Implementation of ROBINS-I in non-randomized studies of interventions that have produced qualitatively conflicting results to randomized studies

ID: 

383

Session: 

Poster session 3

Date: 

Tuesday 18 September 2018 - 12:30 to 14:00

All authors in correct order:

McAleenan A1, Elbers R1, Lawlor D2, Martin R1, Reeves B3, Sterne J1, Higgins J1
1 Population Health Sciences, Bristol Medical School, University of Bristol, UK
2 MRC Integrative Epidemiology Unit, University of Bristol, UK
3 Clinical Trials and Evaluation Unit, School of Clinical Sciences, University of Bristol, UK
Presenting author and contact person

Presenting author:

Alexandra McAleenan

Contact person:

Abstract text
Background:
Non-randomised studies of interventions (NRSI) are frequently included in Cochrane Reviews.
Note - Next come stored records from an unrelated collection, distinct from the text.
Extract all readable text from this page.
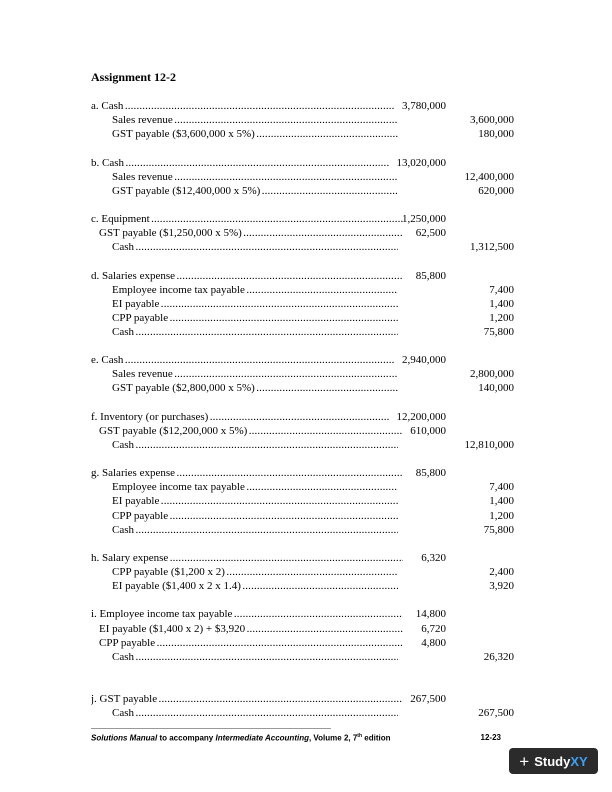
Assignment 12-2
a. Cash . . .	3,780,000
Sales revenue . . .	3,600,000
GST payable ($3,600,000 x 5%) . . .	180,000
b. Cash . . .	13,020,000
Sales revenue . . .	12,400,000
GST payable ($12,400,000 x 5%) . . .	620,000
c. Equipment . . .	1,250,000
GST payable ($1,250,000 x 5%) . . .	62,500
Cash . . .	1,312,500
d. Salaries expense . . .	85,800
Employee income tax payable . . .	7,400
EI payable . . .	1,400
CPP payable . . .	1,200
Cash . . .	75,800
e. Cash . . .	2,940,000
Sales revenue . . .	2,800,000
GST payable ($2,800,000 x 5%) . . .	140,000
f. Inventory (or purchases) . . .	12,200,000
GST payable ($12,200,000 x 5%) . . .	610,000
Cash . . .	12,810,000
g. Salaries expense . . .	85,800
Employee income tax payable . . .	7,400
EI payable . . .	1,400
CPP payable . . .	1,200
Cash . . .	75,800
h. Salary expense . . .	6,320
CPP payable ($1,200 x 2) . . .	2,400
EI payable ($1,400 x 2 x 1.4) . . .	3,920
i. Employee income tax payable . . .	14,800
EI payable ($1,400 x 2) + $3,920 . . .	6,720
CPP payable . . .	4,800
Cash . . .	26,320
j. GST payable . . .	267,500
Cash . . .	267,500
Solutions Manual to accompany Intermediate Accounting, Volume 2, 7th edition	12-23
+ StudyXY
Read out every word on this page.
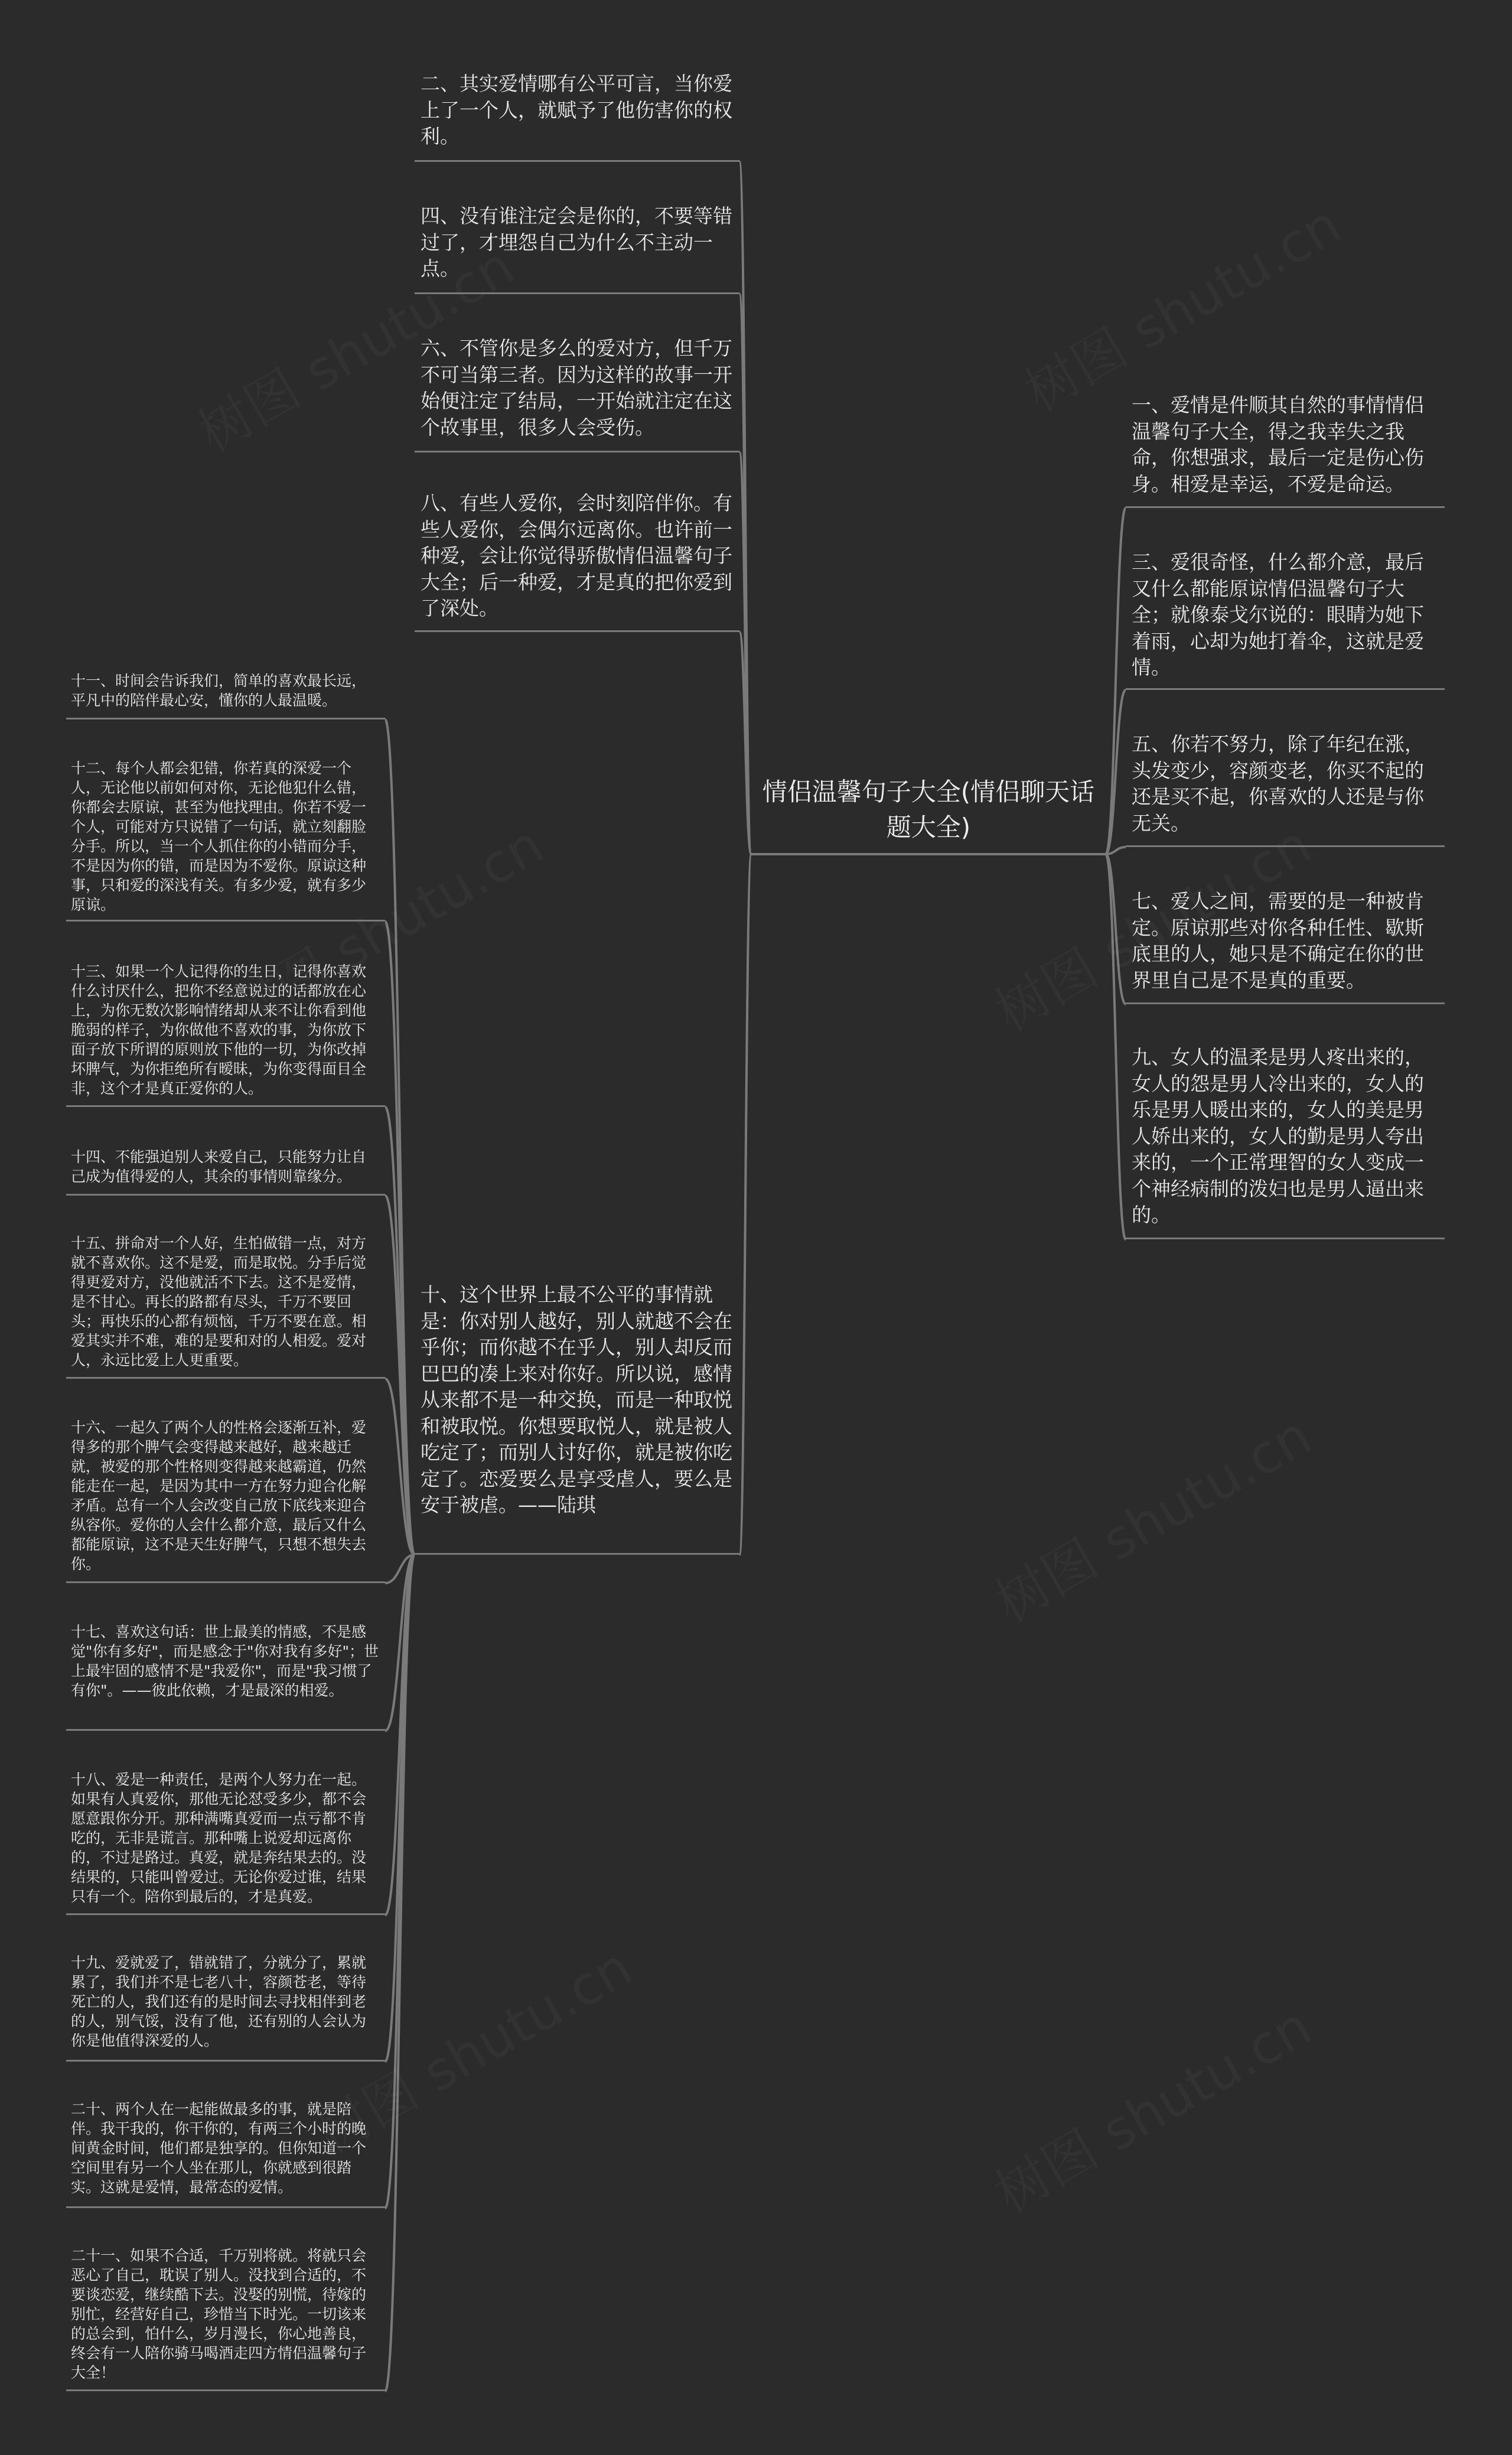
情侣温馨句子大全(情侣聊天话题大全)
二、其实爱情哪有公平可言，当你爱上了一个人，就赋予了他伤害你的权利。
四、没有谁注定会是你的，不要等错过了，才埋怨自己为什么不主动一点。
六、不管你是多么的爱对方，但千万不可当第三者。因为这样的故事一开始便注定了结局，一开始就注定在这个故事里，很多人会受伤。
八、有些人爱你，会时刻陪伴你。有些人爱你，会偶尔远离你。也许前一种爱，会让你觉得骄傲情侣温馨句子大全；后一种爱，才是真的把你爱到了深处。
十、这个世界上最不公平的事情就是：你对别人越好，别人就越不会在乎你；而你越不在乎人，别人却反而巴巴的凑上来对你好。所以说，感情从来都不是一种交换，而是一种取悦和被取悦。你想要取悦人，就是被人吃定了；而别人讨好你，就是被你吃定了。恋爱要么是享受虐人，要么是安于被虐。——陆琪
十一、时间会告诉我们，简单的喜欢最长远，平凡中的陪伴最心安，懂你的人最温暖。
十二、每个人都会犯错，你若真的深爱一个人，无论他以前如何对你，无论他犯什么错，你都会去原谅，甚至为他找理由。你若不爱一个人，可能对方只说错了一句话，就立刻翻脸分手。所以，当一个人抓住你的小错而分手，不是因为你的错，而是因为不爱你。原谅这种事，只和爱的深浅有关。有多少爱，就有多少原谅。
十三、如果一个人记得你的生日，记得你喜欢什么讨厌什么，把你不经意说过的话都放在心上，为你无数次影响情绪却从来不让你看到他脆弱的样子，为你做他不喜欢的事，为你放下面子放下所谓的原则放下他的一切，为你改掉坏脾气，为你拒绝所有暧昧，为你变得面目全非，这个才是真正爱你的人。
十四、不能强迫别人来爱自己，只能努力让自己成为值得爱的人，其余的事情则靠缘分。
十五、拼命对一个人好，生怕做错一点，对方就不喜欢你。这不是爱，而是取悦。分手后觉得更爱对方，没他就活不下去。这不是爱情，是不甘心。再长的路都有尽头，千万不要回头；再快乐的心都有烦恼，千万不要在意。相爱其实并不难，难的是要和对的人相爱。爱对人，永远比爱上人更重要。
十六、一起久了两个人的性格会逐渐互补，爱得多的那个脾气会变得越来越好，越来越迁就，被爱的那个性格则变得越来越霸道，仍然能走在一起，是因为其中一方在努力迎合化解矛盾。总有一个人会改变自己放下底线来迎合纵容你。爱你的人会什么都介意，最后又什么都能原谅，这不是天生好脾气，只想不想失去你。
十七、喜欢这句话：世上最美的情感，不是感觉"你有多好"，而是感念于"你对我有多好"；世上最牢固的感情不是"我爱你"，而是"我习惯了有你"。——彼此依赖，才是最深的相爱。
十八、爱是一种责任，是两个人努力在一起。如果有人真爱你，那他无论怼受多少，都不会愿意跟你分开。那种满嘴真爱而一点亏都不肯吃的，无非是谎言。那种嘴上说爱却远离你的，不过是路过。真爱，就是奔结果去的。没结果的，只能叫曾爱过。无论你爱过谁，结果只有一个。陪你到最后的，才是真爱。
十九、爱就爱了，错就错了，分就分了，累就累了，我们并不是七老八十，容颜苍老，等待死亡的人，我们还有的是时间去寻找相伴到老的人，别气馁，没有了他，还有别的人会认为你是他值得深爱的人。
二十、两个人在一起能做最多的事，就是陪伴。我干我的，你干你的，有两三个小时的晚间黄金时间，他们都是独享的。但你知道一个空间里有另一个人坐在那儿，你就感到很踏实。这就是爱情，最常态的爱情。
二十一、如果不合适，千万别将就。将就只会恶心了自己，耽误了别人。没找到合适的，不要谈恋爱，继续酷下去。没娶的别慌，待嫁的别忙，经营好自己，珍惜当下时光。一切该来的总会到，怕什么，岁月漫长，你心地善良，终会有一人陪你骑马喝酒走四方情侣温馨句子大全！
一、爱情是件顺其自然的事情情侣温馨句子大全，得之我幸失之我命，你想强求，最后一定是伤心伤身。相爱是幸运，不爱是命运。
三、爱很奇怪，什么都介意，最后又什么都能原谅情侣温馨句子大全；就像泰戈尔说的：眼睛为她下着雨，心却为她打着伞，这就是爱情。
五、你若不努力，除了年纪在涨，头发变少，容颜变老，你买不起的还是买不起，你喜欢的人还是与你无关。
七、爱人之间，需要的是一种被肯定。原谅那些对你各种任性、歇斯底里的人，她只是不确定在你的世界里自己是不是真的重要。
九、女人的温柔是男人疼出来的，女人的怨是男人冷出来的，女人的乐是男人暖出来的，女人的美是男人娇出来的，女人的勤是男人夸出来的，一个正常理智的女人变成一个神经病制的泼妇也是男人逼出来的。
The Risk Of Bias In Non- randomised Studies – of Interventions (ROBINS-I) tool was recently proposed to assess results from NRSI.

Objectives:
To determine whether the ROBINS-I tool can identify biases present in a selection of NRSI.

Methods:
We chose topics where the results of at least one NRSI conflicted with the results of large randomised controlled trials (RCTs) or systematic reviews of RCTs. We identified potential topics from 1) a systematic search for editorials containing terms suggestive of a discussion of conflicting results; 2) a review of meta-epidemiological studies comparing RCTs and NRSI; and 3) informal communications. Topics were eligible for inclusion if published RCTs and NRSI had addressed the same research question (assessed by an expert panel based on PICOs for each study), in which the RCT evidence was convincing, and which reached qualitatively different conclusions. We implemented ROBINS-I tool (BMJ 2016;355:i4919), in duplicate, to assess the NRSI.

Results:
We selected 14 topics. We found all NRSI assessed to be at serious or critical risk of bias in at least one domain. The most common reasons were confounding and bias due to selection of participants. There were also issues in other domains; for example, we found an example of outcomes being defined differently for intervention and comparator groups. Overall, the ROBINS-I tool picked up the likely reasons for discrepant results. However, we found that improvements could be made to the signalling questions relating to selection of participants into the study. Situations where immortal time was misclassified or excluded were not easy to detect, and a question regarding whether selection into each group was based on interventions given after the start of follow-up would be a useful addition.

Conclusions:
In these selected topics we found the NRSI to be at serious or critical risk of bias in at least one domain of ROBINS-I. Although we cannot be sure whether these biases were responsible for the differences seen, ROBINS-I appeared to have face validity in these cases. The tool would benefit from additional signalling questions to help assessors detect the presence of immortal time bias.

Patient or healthcare consumer involvement:
None.

Relevance to patients and consumers: 

Non-randomized studies of interventions (NRSIs) may be the only source of evidence regarding an intervention in situations where it is not practical/ethical to perform a randomized controlled trial (RCT), but also provide complementary evidence to RCTs regarding ‘real world’ settings, the long-term, and rare but serious side effects. To be able to make healthcare decisions on the basis of the results of NRSIs, we need to be assured that the results are not compromised by limitations or flaws in the study. ROBINS-I is a tool to assess risk of bias in NRSI. This work will help determine whether ROBINS-I can identify limitations in NRSI.